Feed list of tensors to torch.utils.data.TensorDataset()

Blupon · November 14, 2022, 10:49am

Hi ! I would like to use torch.utils.data.TensorDataset() with a variable number of input tensors stored in a list and face an AttributeError: 'list' object has no attribute 'size' error. I understand the error but do not know what’s the best way to circumvent it.

What we usually do: torch.utils.data.TensorDataset(x_train, y_train)

What I want to do: torch.utils.data.TensorDataset([x_train1, y_train1, x_train2,...]) the input list of tensors being of variable length (the latter is built with successive .append() calls).

The point of using a list of input tensors is that each tensor can carry an input of different size (but with a shared number of inputs in each input tensor, i.e. a common first dimension size, thus coherent with the _getitem() method of TensorDataset()). The number of input list lengths fed to TensorDataset() varies from experiment to experiment, it can not be hardcoded.

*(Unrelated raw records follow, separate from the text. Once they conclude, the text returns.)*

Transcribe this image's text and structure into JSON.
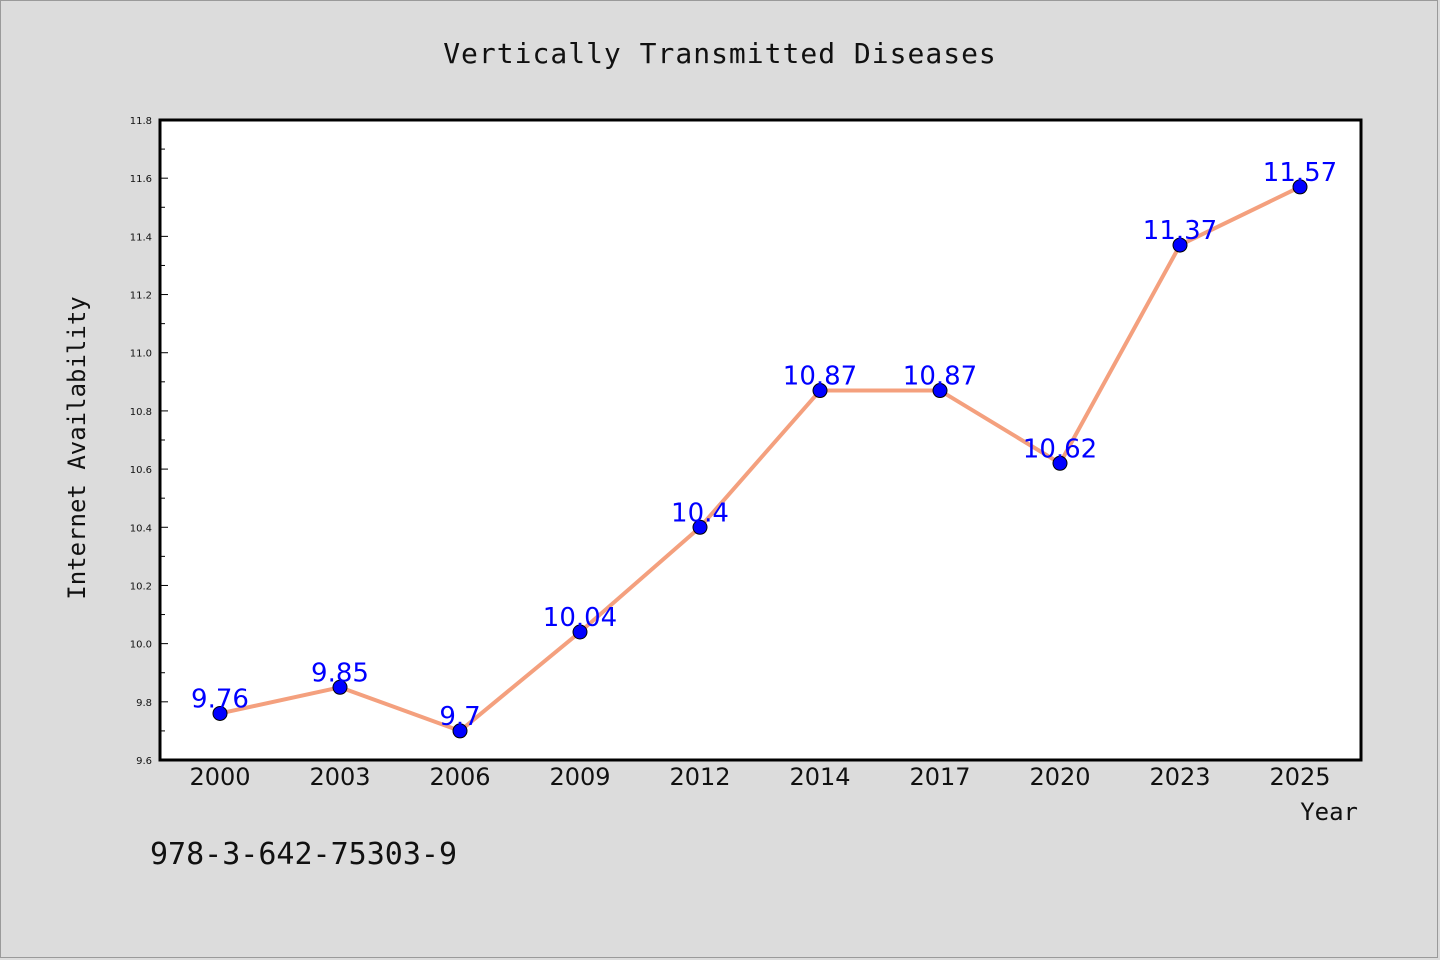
{
  "chart_data": {
    "type": "line",
    "title": "Vertically Transmitted Diseases",
    "xlabel": "Year",
    "ylabel": "Internet Availability",
    "categories": [
      "2000",
      "2003",
      "2006",
      "2009",
      "2012",
      "2014",
      "2017",
      "2020",
      "2023",
      "2025"
    ],
    "series": [
      {
        "values": [
          9.76,
          9.85,
          9.7,
          10.04,
          10.4,
          10.87,
          10.87,
          10.62,
          11.37,
          11.57
        ],
        "data_labels": [
          "9.76",
          "9.85",
          "9.7",
          "10.04",
          "10.4",
          "10.87",
          "10.87",
          "10.62",
          "11.37",
          "11.57"
        ],
        "line_color": "#f4a07e",
        "marker_color": "#0000ff"
      }
    ],
    "ylim": [
      9.6,
      11.8
    ],
    "y_ticks": [
      "9.6",
      "9.8",
      "10.0",
      "10.2",
      "10.4",
      "10.6",
      "10.8",
      "11.0",
      "11.2",
      "11.4",
      "11.6",
      "11.8"
    ],
    "grid": false,
    "legend": "none"
  },
  "annotation": {
    "isbn": "978-3-642-75303-9"
  }
}
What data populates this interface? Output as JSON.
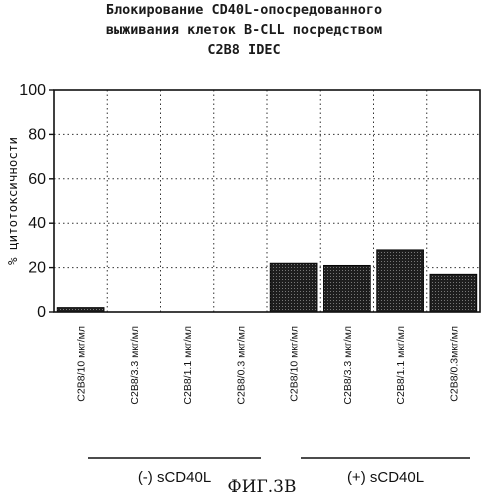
{
  "chart_data": {
    "type": "bar",
    "title_lines": [
      "Блокирование CD40L-опосредованного",
      "выживания клеток B-CLL посредством",
      "C2B8 IDEC"
    ],
    "ylabel": "% цитотоксичности",
    "xlabel": "",
    "ylim": [
      0,
      100
    ],
    "yticks": [
      0,
      20,
      40,
      60,
      80,
      100
    ],
    "grid": true,
    "categories": [
      "C2B8/10 мкг/мл",
      "C2B8/3.3 мкг/мл",
      "C2B8/1.1 мкг/мл",
      "C2B8/0.3 мкг/мл",
      "C2B8/10 мкг/мл",
      "C2B8/3.3 мкг/мл",
      "C2B8/1.1 мкг/мл",
      "C2B8/0.3мкг/мл"
    ],
    "values": [
      2,
      0,
      0,
      0,
      22,
      21,
      28,
      17
    ],
    "groups": [
      {
        "label": "(-) sCD40L",
        "categories": [
          0,
          1,
          2,
          3
        ]
      },
      {
        "label": "(+) sCD40L",
        "categories": [
          4,
          5,
          6,
          7
        ]
      }
    ],
    "bar_color": "#2a2a2a"
  },
  "figure_label": "ФИГ.3В"
}
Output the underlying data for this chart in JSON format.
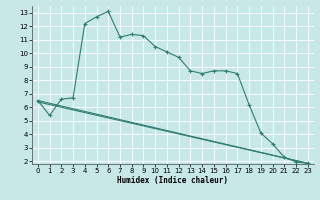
{
  "background_color": "#c8e8e8",
  "grid_color": "#ffffff",
  "line_color": "#2e7d6e",
  "xlabel": "Humidex (Indice chaleur)",
  "ylim": [
    1.8,
    13.5
  ],
  "xlim": [
    -0.5,
    23.5
  ],
  "yticks": [
    2,
    3,
    4,
    5,
    6,
    7,
    8,
    9,
    10,
    11,
    12,
    13
  ],
  "xticks": [
    0,
    1,
    2,
    3,
    4,
    5,
    6,
    7,
    8,
    9,
    10,
    11,
    12,
    13,
    14,
    15,
    16,
    17,
    18,
    19,
    20,
    21,
    22,
    23
  ],
  "curve1_x": [
    0,
    1,
    2,
    3,
    4,
    5,
    6,
    7,
    8,
    9,
    10,
    11,
    12,
    13,
    14,
    15,
    16,
    17,
    18,
    19,
    20,
    21,
    22,
    23
  ],
  "curve1_y": [
    6.5,
    5.4,
    6.6,
    6.7,
    12.2,
    12.7,
    13.1,
    11.2,
    11.4,
    11.3,
    10.5,
    10.1,
    9.7,
    8.7,
    8.5,
    8.7,
    8.7,
    8.5,
    6.2,
    4.1,
    3.3,
    2.3,
    1.95,
    1.85
  ],
  "curve2_x": [
    0,
    23
  ],
  "curve2_y": [
    6.5,
    1.85
  ],
  "curve3_x": [
    0,
    23
  ],
  "curve3_y": [
    6.4,
    1.85
  ],
  "figsize": [
    3.2,
    2.0
  ],
  "dpi": 100
}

The most direct alternative seems to call TensorDataset() once for each tensor of my list of inputs, and manually go through all the associated dataloaders (stored in a list ?) but the first one with a for loop within the first dataloader batch iteration loop. Maybe the proper way of handling this is a collate_fn as suggested here for images with variable sizes. I would like to avoid this if possible, since TensorDataset() is already able to handle an arbitrary number of input tensors. Apologies if I missed the solution here or on SO & many thanks.

ptrblck · November 14, 2022, 5:48pm

You might want to write a custom Dataset (deriving from TensorDataset if needed) as described e.g. here.